Babe, I’m sad, today. I went to a cookout, but anywhere I go I can only be social for so long before I want to be alone, again. I don’t want to meet anyone new, I only want to be around people that knew you, or at least knew me with you. I don’t have the energy to engage with anyone for long. I find it difficult to keep up. I can’t produce the words I want to and I feel as though I am always playing catch-up in replying to whatever is being said. I don’t remember anything I hear, anyway. Part of the “grief dumb-dumbs” Kristen and I refer to. Every conversation I have it’s like I keep seeing you out of the corner of my eye, pulling my focus out of everyone else’s reality and into my reality. And my reality is that you are gone. Parenting Hugo without you is a harsh reminder of that. The walks we used to take, together, how excited we got when we gave him a brand new toy, how proud we were when he learned a new trick.

Our little son…He is never going to know what happened to you. That is one of the first things I thought when I came home the night you died. I don’t think he really understands that you died, but I do think he realizes you are not coming back. Not that he doesn’t still perk up when he hears your voice on video and start wagging his tail, but I think your smell has faded from our bed and from your clothes- he doesn’t react to them as strongly as he once did.

The Boys has a new season out. I can’t bring myself to watch it without you, it would feel like writing over it being one of our shows. Same with the other shows we were watching when you left. The Thing About Pam. Brooklyn 99. How will I ever watch the Umbrella Academy when it comes out?

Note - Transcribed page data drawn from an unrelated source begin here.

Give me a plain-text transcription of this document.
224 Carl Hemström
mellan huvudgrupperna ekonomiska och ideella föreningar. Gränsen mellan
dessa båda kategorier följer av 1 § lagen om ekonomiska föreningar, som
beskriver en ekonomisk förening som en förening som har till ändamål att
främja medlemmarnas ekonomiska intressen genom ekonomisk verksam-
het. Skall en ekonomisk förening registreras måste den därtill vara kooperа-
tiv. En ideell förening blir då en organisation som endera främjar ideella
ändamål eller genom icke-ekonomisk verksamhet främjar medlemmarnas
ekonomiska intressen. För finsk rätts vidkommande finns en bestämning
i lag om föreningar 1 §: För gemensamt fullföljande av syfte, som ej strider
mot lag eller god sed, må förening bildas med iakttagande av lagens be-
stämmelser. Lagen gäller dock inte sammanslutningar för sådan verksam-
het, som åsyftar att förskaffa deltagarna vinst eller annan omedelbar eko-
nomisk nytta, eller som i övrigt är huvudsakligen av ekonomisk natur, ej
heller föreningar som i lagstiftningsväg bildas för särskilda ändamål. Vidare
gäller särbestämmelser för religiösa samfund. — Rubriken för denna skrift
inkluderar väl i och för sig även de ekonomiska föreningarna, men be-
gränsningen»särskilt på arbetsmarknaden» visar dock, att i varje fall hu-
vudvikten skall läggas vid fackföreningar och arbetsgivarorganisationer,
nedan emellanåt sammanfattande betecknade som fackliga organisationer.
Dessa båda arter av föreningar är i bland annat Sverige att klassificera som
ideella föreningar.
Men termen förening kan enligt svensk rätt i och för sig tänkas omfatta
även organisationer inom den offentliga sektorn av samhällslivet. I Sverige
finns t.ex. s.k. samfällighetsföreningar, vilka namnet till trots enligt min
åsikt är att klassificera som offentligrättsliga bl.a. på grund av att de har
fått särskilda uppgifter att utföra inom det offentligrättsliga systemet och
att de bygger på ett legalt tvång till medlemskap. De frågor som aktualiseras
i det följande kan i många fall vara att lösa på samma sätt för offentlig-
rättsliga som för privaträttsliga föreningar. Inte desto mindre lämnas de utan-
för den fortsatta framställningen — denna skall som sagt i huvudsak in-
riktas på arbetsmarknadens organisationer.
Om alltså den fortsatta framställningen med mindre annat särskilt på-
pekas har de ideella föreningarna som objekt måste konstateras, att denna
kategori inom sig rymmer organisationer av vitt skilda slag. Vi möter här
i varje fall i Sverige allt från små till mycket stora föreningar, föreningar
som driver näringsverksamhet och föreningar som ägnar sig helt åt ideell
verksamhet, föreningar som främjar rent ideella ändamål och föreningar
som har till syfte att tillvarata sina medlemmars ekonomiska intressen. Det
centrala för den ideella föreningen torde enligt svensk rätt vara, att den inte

I want to read your books, too. But it’s much the same. It’s too hard, right now.

Today I googled what to do when your partner kills themselves. I need a guidebook. I leave the house, I spend time with friends, I jog with Hugo. I come home and wonder what else to do. What to do that is supposed to make me feel better about losing you. Feel better about the pain you were in, or what you could have possibly been thinking. I wish I had had a guidebook to you, too.